There is no indication to date how the deficit in the new budget will be met. Prime Minister Barrow and Financial Secretary Joe Waight signaled at this week’s press conference that the government received $50 million from oil revenues for 2009. According to Barrow, government has had to use up all the oil revenues to meet general expenses.
  
In line with public discourse over the level of oil revenues government is receiving, Barrow said that he will not touch either the existing contract with Belize Natural Energy or the tax framework that applies to oil companies, because he does not want to chase investors away when the prospects for finding even more oil appears good.
  
Barrow claimed, on the other hand, that his administration has been running a tight ship: “… [W]e are in problems with the numbers as a consequence of the slump in global trade and the super bond, the horrible debt profile. …”
  
In the first year of his administration, Barrow reported an overall budget surplus for 2008/2009. However, the last budget required the government to find, according to initial estimates, $123 million in financing or loans.
  
Gaps in the budget are generally met using loan funds or revenue measures that raise the level of tax receipts, such as last year’s dollar gas tax.
  
At this Wednesday’s press conference, the Prime Minister reported on the progress his administration had made during the last budget year, with social intervention projects such as the women’s sewing corporative on Fabers Road; the rehabilitation of sugar roads in the North; fresh prospects for the exportation of Belize’s rice and beef; the expansion of subsidies and scholarships for education; and his expectations that tourism, which has been suffering declines in recent years, would see an upswing.
  
Barrow claimed that the unemployment rate has improved and that his administration has made progress with poverty alleviation and job creation.
  
While Barrow zoomed in on the decline in unemployment from 13.1% in April 2009 to 12.5% in September 2009 in his report, he did not say that the unemployment rate was still substantially higher in 2009 than May 2008, when an 8.2% rate was reported by the Statistical Institute of Belize.
  
He also did not refer to the recent Country Poverty Assessment (Draft) Report, which said that the number of poor people in Belize has increased from 34% in 2002 to 43% in 2009, with over 50,000 more Belizeans counted as poor.
  
Despite the impending financial pressures and socio-economic challenges, Prime Minister Barrow pointed to his plans for further investment in crime fighting ventures.

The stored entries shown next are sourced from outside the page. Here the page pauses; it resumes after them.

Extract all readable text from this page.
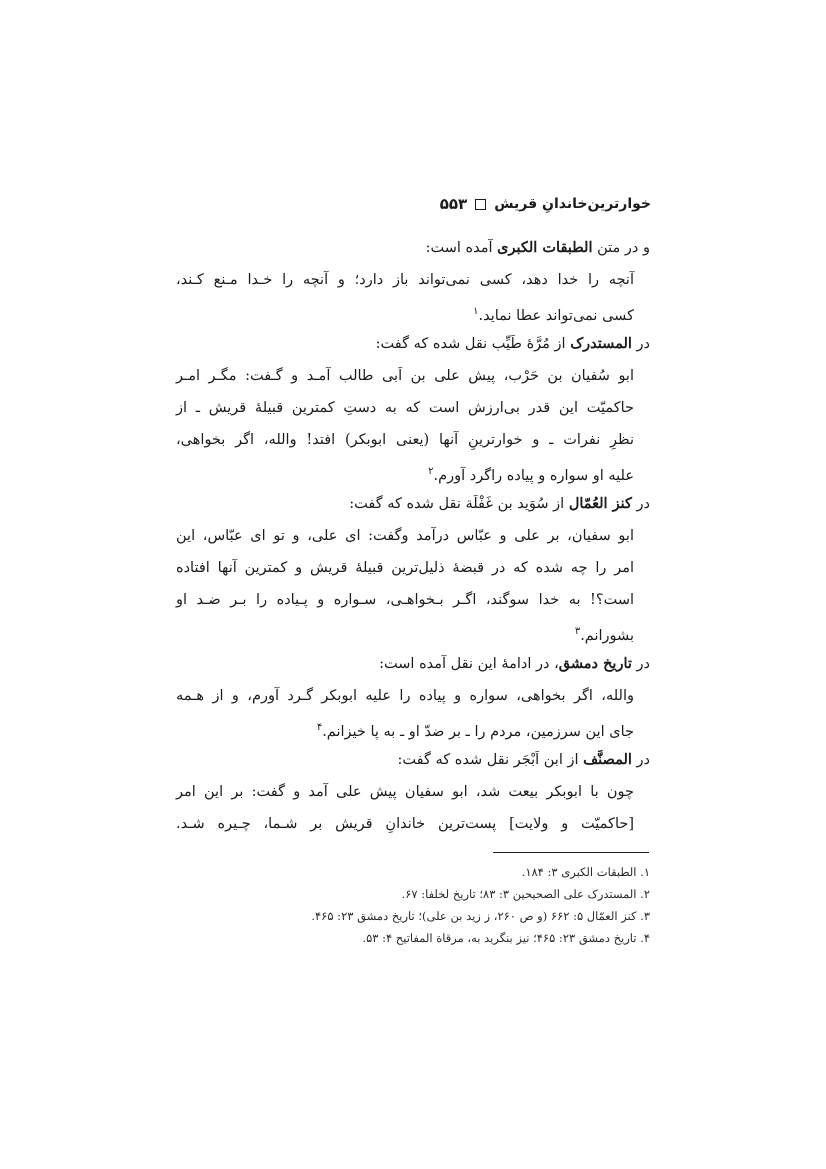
خوارترین‌خاندانِ قریش
۵۵۳
و در متن الطبقات الکبری آمده است:
آنچه را خدا دهد، کسی نمی‌تواند باز دارد؛ و آنچه را خـدا مـنع کـند،
کسی نمی‌تواند عطا نماید.$^۱$
در المستدرک از مُرَّهٔ طَیِّب نقل شده که گفت:
ابو سُفیان بن حَرْب، پیش علی بن اَبی طالب آمـد و گـفت: مگـر امـر
حاکمیّت این قدر بی‌ارزش است که به دستِ کمترین قبیلهٔ قریش ـ از
نظرِ نفرات ـ و خوارترینِ آنها (یعنی ابوبکر) افتد! والله، اگر بخواهی،
علیه او سواره و پیاده راگرد آورم.$^۲$
در کنز العُمّال از سُوَید بن غَفْلَة نقل شده که گفت:
ابو سفیان، بر علی و عبّاس درآمد وگفت: ای علی، و تو ای عبّاس، این
امر را چه شده که در قبضهٔ ذلیل‌ترین قبیلهٔ قریش و کمترین آنها افتاده
است؟! به خدا سوگند، اگـر بـخواهـی، سـواره و پـیاده را بـر ضـد او
بشورانم.$^۳$
در تاریخ دمشق، در ادامهٔ این نقل آمده است:
والله، اگر بخواهی، سواره و پیاده را علیه ابوبکر گـرد آورم، و از هـمه
جای این سرزمین، مردم را ـ بر ضدّ او ـ به پا خیزانم.$^۴$
در المصنَّف از ابن اَبْجَر نقل شده که گفت:
چون با ابوبکر بیعت شد، ابو سفیان پیش علی آمد و گفت: بر این امر
[حاکمیّت و ولایت] پست‌ترین خاندانِ قریش بر شـما، چـیره شـد.
۱. الطبقات الکبری ۳: ۱۸۴.
۲. المستدرک علی الصحیحین ۳: ۸۳؛ تاریخ لخلفا: ۶۷.
۳. کنز العمّال ۵: ۶۶۲ (و ص ۲۶۰، ز زید بن علی)؛ تاریخ دمشق ۲۳: ۴۶۵.
۴. تاریخ دمشق ۲۳: ۴۶۵؛ نیز بنگرید به، مرقاة المفاتیح ۴: ۵۳.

He said that there will be a new police intake of 100 by mid-March; increased intelligence gathering; the addition of unmarked vehicles for the anti-gang unit; and the purchase of two buses, which will serve as mobile police stations.
  
Minister of National Security, Hon. Carlos Perdomo, had told Amandala more than a year ago that these mobile stations, which would be specially outfitted vans, would be used in the most problematic areas of Belize City, which he identified as Lake I, Collet and Port Loyola.
  
Police Commissioner, Crispin Jeffries, Sr., had told Amandala one station would have been placed in the St. Martin De Porres area near the Charles Bartlett Hyde Building (Government Complex) by February 2009.
  
Prime Minister Barrow informed the media today that within the next month or so, his administration would initiate the establishment of either the integrated ballistics system (an initiative being promoted within CARICOM for gun crimes) or a DNA lab, “whichever is [the] less expensive system.”
  
“In that particular area, the very mightiest of labors will be expended,” Barrow said. “There is no option. We want our communities back.”